Minnelli recounted how Kelly was “curiously remote” after learning the film would be shot on sets, and that Minnelli had decided to approach it as more of a light operetta rather than the “Scottish western” Kelly had envisioned. In his autobiography I Remember It Well, Minnelli said, “I had many talks with him, trying to impress on him the need to show exuberance in the part,” hoping he could make his star understand that “he had to light up the sky.” He didn’t. “Gene delivered as much as he could,” wrote Minnelli, polite but resigned.
Van Johnson was a different story.

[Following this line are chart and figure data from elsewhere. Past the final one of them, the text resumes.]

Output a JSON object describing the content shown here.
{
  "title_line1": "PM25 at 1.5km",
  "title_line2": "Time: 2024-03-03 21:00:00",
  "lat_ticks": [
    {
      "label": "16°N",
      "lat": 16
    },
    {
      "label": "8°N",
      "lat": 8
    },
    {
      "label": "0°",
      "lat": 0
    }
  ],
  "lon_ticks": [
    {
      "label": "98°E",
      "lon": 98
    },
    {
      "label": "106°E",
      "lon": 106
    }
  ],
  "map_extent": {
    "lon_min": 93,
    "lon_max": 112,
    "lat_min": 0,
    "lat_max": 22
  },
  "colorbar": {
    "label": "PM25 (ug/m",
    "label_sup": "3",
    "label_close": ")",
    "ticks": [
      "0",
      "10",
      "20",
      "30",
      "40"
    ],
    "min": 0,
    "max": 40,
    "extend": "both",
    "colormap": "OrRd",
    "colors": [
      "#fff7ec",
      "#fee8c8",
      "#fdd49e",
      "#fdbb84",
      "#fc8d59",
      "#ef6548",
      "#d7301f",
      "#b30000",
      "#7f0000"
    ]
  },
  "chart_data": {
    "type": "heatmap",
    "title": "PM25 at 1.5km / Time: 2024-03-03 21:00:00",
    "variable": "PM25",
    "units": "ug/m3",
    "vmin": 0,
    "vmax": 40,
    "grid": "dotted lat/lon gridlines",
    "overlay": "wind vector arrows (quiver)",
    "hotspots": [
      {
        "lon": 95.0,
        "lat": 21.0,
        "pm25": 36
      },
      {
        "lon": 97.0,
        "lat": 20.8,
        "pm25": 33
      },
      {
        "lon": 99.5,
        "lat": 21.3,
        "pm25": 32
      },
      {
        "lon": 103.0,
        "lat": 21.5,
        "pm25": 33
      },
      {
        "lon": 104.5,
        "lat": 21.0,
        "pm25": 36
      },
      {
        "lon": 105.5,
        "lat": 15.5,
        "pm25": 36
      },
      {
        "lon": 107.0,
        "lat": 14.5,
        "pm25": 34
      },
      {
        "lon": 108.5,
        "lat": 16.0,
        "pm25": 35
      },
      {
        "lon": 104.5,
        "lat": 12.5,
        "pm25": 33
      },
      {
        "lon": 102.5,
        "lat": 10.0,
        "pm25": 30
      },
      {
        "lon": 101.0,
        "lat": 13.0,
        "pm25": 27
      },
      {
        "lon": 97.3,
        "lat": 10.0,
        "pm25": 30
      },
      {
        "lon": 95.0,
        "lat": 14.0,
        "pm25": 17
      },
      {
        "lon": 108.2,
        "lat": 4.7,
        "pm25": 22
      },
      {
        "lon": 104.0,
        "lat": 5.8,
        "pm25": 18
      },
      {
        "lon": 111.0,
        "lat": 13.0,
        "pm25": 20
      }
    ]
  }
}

In a role originally slated for Donald O’Connor, Johnson stood out as one of the few, if not perhaps the only, cast member willing to really put themselves into their role. Minnelli was delighted, and so were audiences and critics, though the director found himself having to control Johnson’s “mugger’s face” more than once.
The critics were astonishingly unkind to Minnelli at this point in his career. Kenneth Cavender in a 1959 Sight and Sound essay announced that Minnelli’s musicals of the 1950s could only be considered “hack-work,” while his non-musical films “have confirmed a suspicion that he is really incapable of anything more than a superficial and decorative treatment of non-musical subjects.” Audiences weren’t much nicer, as they were slowly tiring of what seemed like old-fashioned nonsense by the mid-1950s; in two years, Elvis Presley and rock ‘n’ roll would be the big movie draws.
Brigadoon isn’t strictly old-fashioned nonsense, but it is pretty light stuff, best taken in on a lazy, rainy Sunday afternoon. Its attempt to invoke good-old-days morality isn’t convincing, as the people in Brigadoon aren’t particularly nicer than those in New York. They’re suspicious of visitors, rude, and have a litany of customs and laws and a fantasy backstory that gives them an excuse to be isolationist. It also makes them completely unlike anyone else on earth, though to be fair, so are the folks of mid-century New York. These modern Americans are represented by Jeff, a man so cynical and broken he’s practically a sociopath.
It’s all meant to be metaphor, a grown-up fairy tale, but it’s astonishingly unfair. And when Tommy and Jeff finally travel back to New York after a harrowing incident involving a Brigadoon local and the possibility of the town disappearing forever, New York doesn’t look that bad. It’s crowded, shallow, and fabulous, and for those few minutes before Brigadoon intrudes upon its own movie yet again, Minnelli seems in his own element, happy to be filming something he actually loves.
Brigadoon was recently released on a made-on-demand Blu-ray from Warner Archive in a beautiful print, using a new 2K scan and the same 5.1 audio mix used on the 2005 DVD release.